Hubiera podido jurar que había visto a mi prima con una buena capa de maquillaje y lo que parecía ser un destello dorado. Rid no estaba en peligro. Probablemente estaba tumbada en alguna parte, pintándose las uñas, o lamiendo un chupachups y pasándoselo en grande.

Eso o es que estaba alucinando.

Voy a matarla.

—Te lo juro, Rid.

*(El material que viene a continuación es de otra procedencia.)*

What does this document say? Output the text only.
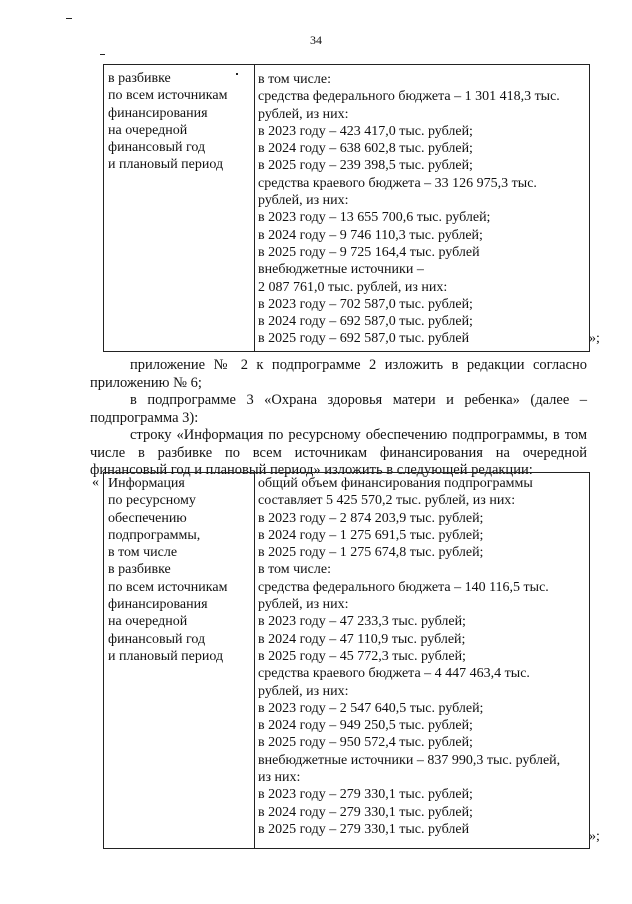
34
в разбивке
по всем источникам
финансирования
на очередной
финансовый год
и плановый период
в том числе:
средства федерального бюджета – 1 301 418,3 тыс.
рублей, из них:
в 2023 году – 423 417,0 тыс. рублей;
в 2024 году – 638 602,8 тыс. рублей;
в 2025 году – 239 398,5 тыс. рублей;
средства краевого бюджета – 33 126 975,3 тыс.
рублей, из них:
в 2023 году – 13 655 700,6 тыс. рублей;
в 2024 году – 9 746 110,3 тыс. рублей;
в 2025 году – 9 725 164,4 тыс. рублей
внебюджетные источники –
2 087 761,0 тыс. рублей, из них:
в 2023 году – 702 587,0 тыс. рублей;
в 2024 году – 692 587,0 тыс. рублей;
в 2025 году – 692 587,0 тыс. рублей	»;
приложение № 2 к подпрограмме 2 изложить в редакции согласно приложению № 6;
в подпрограмме 3 «Охрана здоровья матери и ребенка» (далее – подпрограмма 3):
строку «Информация по ресурсному обеспечению подпрограммы, в том числе в разбивке по всем источникам финансирования на очередной финансовый год и плановый период» изложить в следующей редакции:
« Информация
по ресурсному
обеспечению
подпрограммы,
в том числе
в разбивке
по всем источникам
финансирования
на очередной
финансовый год
и плановый период
общий объем финансирования подпрограммы
составляет 5 425 570,2 тыс. рублей, из них:
в 2023 году – 2 874 203,9 тыс. рублей;
в 2024 году – 1 275 691,5 тыс. рублей;
в 2025 году – 1 275 674,8 тыс. рублей;
в том числе:
средства федерального бюджета – 140 116,5 тыс.
рублей, из них:
в 2023 году – 47 233,3 тыс. рублей;
в 2024 году – 47 110,9 тыс. рублей;
в 2025 году – 45 772,3 тыс. рублей;
средства краевого бюджета – 4 447 463,4 тыс.
рублей, из них:
в 2023 году – 2 547 640,5 тыс. рублей;
в 2024 году – 949 250,5 тыс. рублей;
в 2025 году – 950 572,4 тыс. рублей;
внебюджетные источники – 837 990,3 тыс. рублей,
из них:
в 2023 году – 279 330,1 тыс. рублей;
в 2024 году – 279 330,1 тыс. рублей;
в 2025 году – 279 330,1 тыс. рублей	»;
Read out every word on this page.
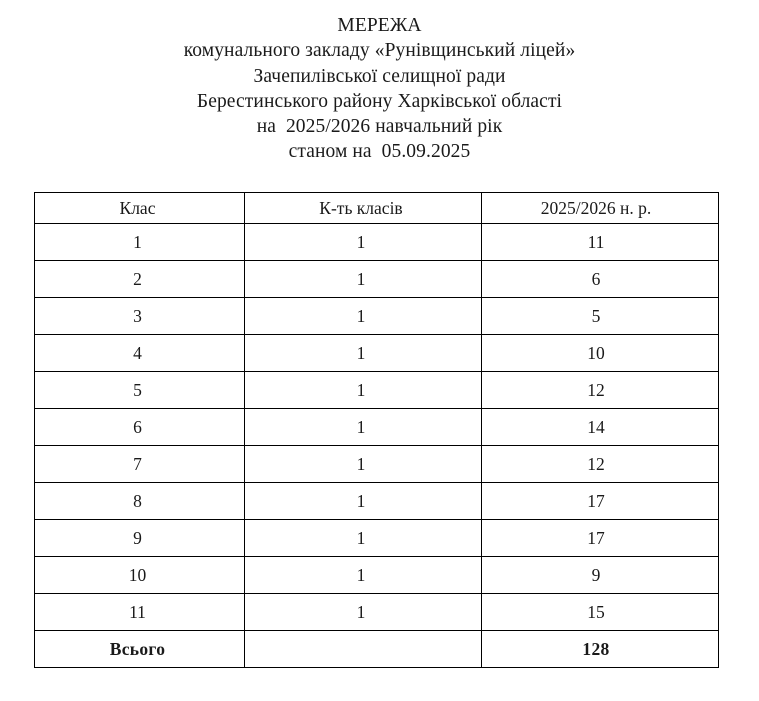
МЕРЕЖА
комунального закладу «Рунівщинський ліцей»
Зачепилівської селищної ради
Берестинського району Харківської області
на  2025/2026 навчальний рік
станом на  05.09.2025
Клас	К-ть класів	2025/2026 н. р.

1	1	11

2	1	6

3	1	5

4	1	10

5	1	12

6	1	14

7	1	12

8	1	17

9	1	17

10	1	9

11	1	15

Всього		128
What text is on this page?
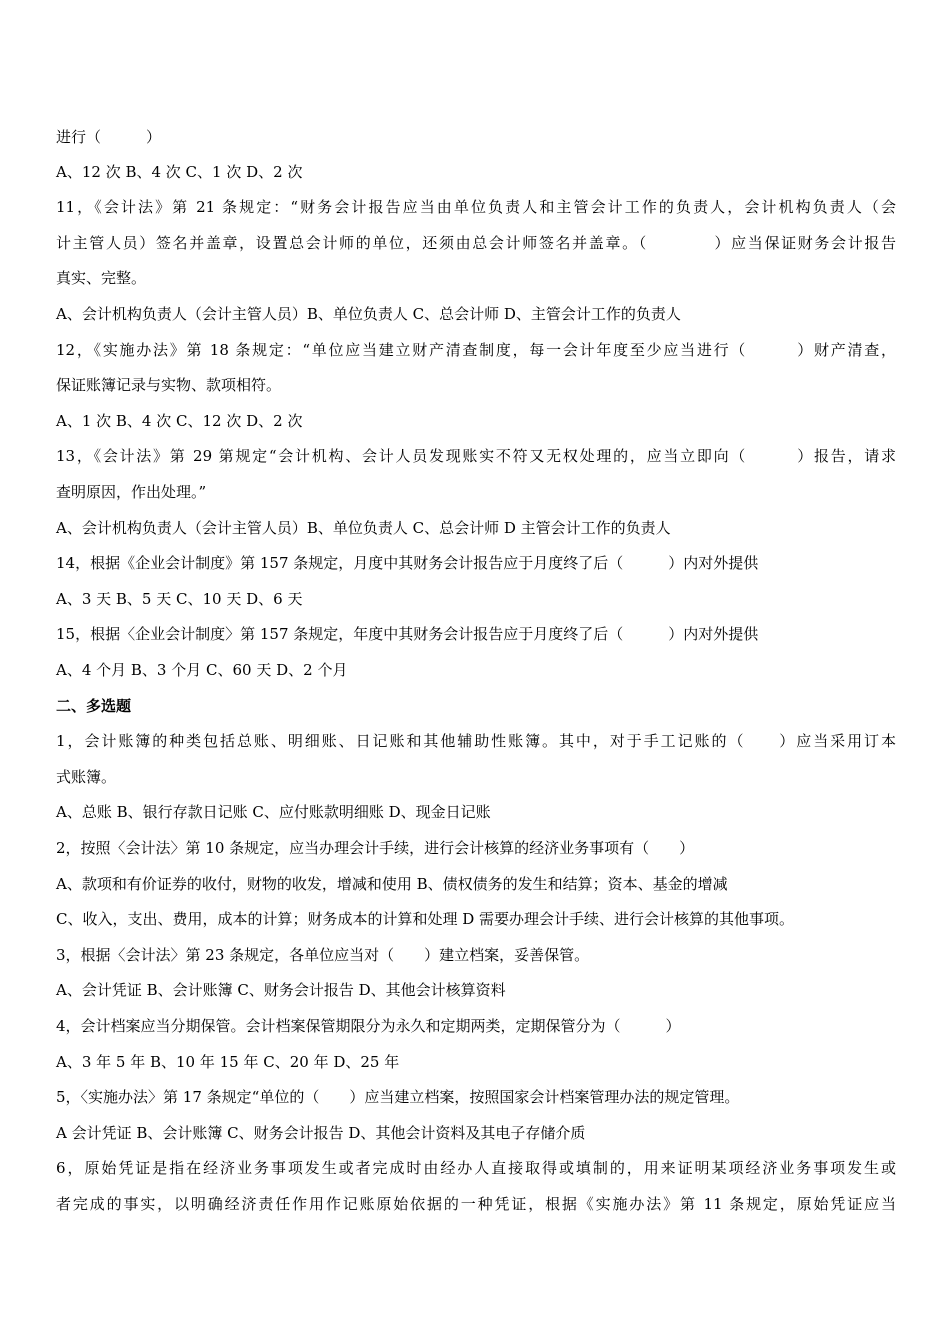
进行（　　　）

A、12 次 B、4 次 C、1 次 D、2 次

11，《会计法》第 21 条规定：“财务会计报告应当由单位负责人和主管会计工作的负责人，会计机构负责人（会

计主管人员）签名并盖章，设置总会计师的单位，还须由总会计师签名并盖章。（　　　　）应当保证财务会计报告

真实、完整。

A、会计机构负责人（会计主管人员）B、单位负责人 C、总会计师 D、主管会计工作的负责人

12，《实施办法》第 18 条规定：“单位应当建立财产清查制度，每一会计年度至少应当进行（　　　）财产清查，

保证账簿记录与实物、款项相符。

A、1 次 B、4 次 C、12 次 D、2 次

13，《会计法》第 29 第规定“会计机构、会计人员发现账实不符又无权处理的，应当立即向（　　　）报告，请求

查明原因，作出处理。”

A、会计机构负责人（会计主管人员）B、单位负责人 C、总会计师 D 主管会计工作的负责人

14，根据《企业会计制度》第 157 条规定，月度中其财务会计报告应于月度终了后（　　　）内对外提供

A、3 天 B、5 天 C、10 天 D、6 天

15，根据〈企业会计制度〉第 157 条规定，年度中其财务会计报告应于月度终了后（　　　）内对外提供

A、4 个月 B、3 个月 C、60 天 D、2 个月

二、多选题

1，会计账簿的种类包括总账、明细账、日记账和其他辅助性账簿。其中，对于手工记账的（　　）应当采用订本

式账簿。

A、总账 B、银行存款日记账 C、应付账款明细账 D、现金日记账

2，按照〈会计法〉第 10 条规定，应当办理会计手续，进行会计核算的经济业务事项有（　　）

A、款项和有价证券的收付，财物的收发，增减和使用 B、债权债务的发生和结算；资本、基金的增减

C、收入，支出、费用，成本的计算；财务成本的计算和处理 D 需要办理会计手续、进行会计核算的其他事项。

3，根据〈会计法〉第 23 条规定，各单位应当对（　　）建立档案，妥善保管。

A、会计凭证 B、会计账簿 C、财务会计报告 D、其他会计核算资料

4，会计档案应当分期保管。会计档案保管期限分为永久和定期两类，定期保管分为（　　　）

A、3 年 5 年 B、10 年 15 年 C、20 年 D、25 年

5，〈实施办法〉第 17 条规定“单位的（　　）应当建立档案，按照国家会计档案管理办法的规定管理。

A 会计凭证 B、会计账簿 C、财务会计报告 D、其他会计资料及其电子存储介质

6，原始凭证是指在经济业务事项发生或者完成时由经办人直接取得或填制的，用来证明某项经济业务事项发生或

者完成的事实，以明确经济责任作用作记账原始依据的一种凭证，根据《实施办法》第 11 条规定，原始凭证应当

Si realmente estás tan loca, si realmente te has vuelto tan Oscura, pienso hacerte tragar esos chupachups tuyos hasta el fondo de la garganta, una bola de azúcar detrás de otra.

—¿Qué?

Sentí los brazos de John detrás de mí, levantándome del suelo.

Señalé hacia la pared.

—Es mi prima. Está al otro lado de esta pared. —Golpeé el muro por encima de la pila de cajas más cercana.

—No. No, no, no… —Empezó a retroceder, como si la sola mención de mi prima le hubiera despertado unas ganas terribles de salir corriendo.

Sentí que me sonrojaba. Era mi prima, y quería matarla. Pero eso no cambiaba el hecho de que, aun así, seguía siendo
mi
prima, y
yo
era la que quería matarla. Era un asunto de familia. No algo por lo que John tuviera que preocuparse.

—Mira, John. Tengo que llegar hasta ella.